Ce cadre, c'est Los Angeles : ville au bord de l'explosion qui permet d'allier les exigences futuristes du script, avec une poignée de plans qui ne sont pas sans rappeler l'esthétique de
Blade Runner, et la volonté d'impliquer le spectateur de 1995, qui va découvrir ici un monde peu éloigné du sien, avec pour uniques modifications quelques éléments technologiques, notamment des films tournés en POV (
point of view). Ces vidéos, qui permettent à celui qui les regarde de découvrir une réalité vécue par un autre à travers ses yeux et deviennent, pour certains, une véritable drogue, constituent un véritable tour de force en terme de mise en scène : qu'il s'agisse du cambriolage en vue subjective qui ouvre le film ou du viol le plus malsain que j'ai pu voir sur grand écran, puisqu'il favorise à la fois l'empathie pour la victime
et le violeur, ces séquences se révèlent plus immersives que n'importe quelle 3D.
Le talent de Bigelow permet donc au spectateur de ne pas s'ennuyer pendant 2h20 : un spectateur qui, à l'image du héros, en prend plein les yeux, plein la tête, et ne sait jamais où il va.

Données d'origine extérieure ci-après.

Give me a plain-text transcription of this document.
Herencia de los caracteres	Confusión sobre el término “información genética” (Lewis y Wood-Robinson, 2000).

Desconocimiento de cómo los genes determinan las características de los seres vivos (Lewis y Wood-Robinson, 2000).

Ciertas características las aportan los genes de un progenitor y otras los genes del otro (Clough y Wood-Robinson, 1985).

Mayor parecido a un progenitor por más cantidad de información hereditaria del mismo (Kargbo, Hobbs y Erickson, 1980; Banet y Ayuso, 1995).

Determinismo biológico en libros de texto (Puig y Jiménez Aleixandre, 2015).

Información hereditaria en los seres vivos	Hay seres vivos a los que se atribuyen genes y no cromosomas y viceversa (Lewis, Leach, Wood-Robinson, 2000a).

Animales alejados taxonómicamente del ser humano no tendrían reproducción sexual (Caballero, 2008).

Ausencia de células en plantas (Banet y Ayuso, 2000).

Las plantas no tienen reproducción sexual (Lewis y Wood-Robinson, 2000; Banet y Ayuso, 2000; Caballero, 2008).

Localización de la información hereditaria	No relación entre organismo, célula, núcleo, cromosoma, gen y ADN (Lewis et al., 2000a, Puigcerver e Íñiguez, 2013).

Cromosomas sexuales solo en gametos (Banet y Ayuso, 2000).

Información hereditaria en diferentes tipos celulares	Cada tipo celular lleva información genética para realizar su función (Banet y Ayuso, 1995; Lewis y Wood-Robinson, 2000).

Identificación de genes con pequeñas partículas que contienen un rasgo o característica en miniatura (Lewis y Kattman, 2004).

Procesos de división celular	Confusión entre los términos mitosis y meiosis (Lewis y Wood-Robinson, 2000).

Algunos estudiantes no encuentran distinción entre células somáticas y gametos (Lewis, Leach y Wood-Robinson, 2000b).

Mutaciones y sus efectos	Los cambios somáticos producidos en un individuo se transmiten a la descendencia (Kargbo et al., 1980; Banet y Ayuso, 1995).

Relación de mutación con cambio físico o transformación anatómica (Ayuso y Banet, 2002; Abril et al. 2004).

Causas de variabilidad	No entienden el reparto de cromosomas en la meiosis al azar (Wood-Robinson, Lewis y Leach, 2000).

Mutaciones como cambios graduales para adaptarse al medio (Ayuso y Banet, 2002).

L'interprétation constitue un autre point fort : Ralph Fiennes est parfait en loser/amoureux transi, Angela Bassett en femme
badass au grand coeur, sans oublier des seconds rôles de premier ordre (Tom Sizemore avec une perruque ridicule, Vincent D'Onofrio et William Fichtner en flics pourris). Et bien sûr Juliette Lewis, dont j'étais tombé amoureux à l'époque, en la voyant reprendre, vêtue d'une robe suggestive, le "
'Hardly Wait" de PJ Harvey. Alors certes, le film n'est pas sans défaut, notamment dans son final qui abuse de certaines facilités...
Mais difficile de faire la fine bouche face à ce qui constitue l'un des plus grands films de son auteur, une oeuvre qui met en scène avec une justesse rare ce sentiment douloureux : celui éprouvé par un homme ou une femme qui aime quelqu'un tout en étant conscient qu'il ne sera jamais aimé en retour.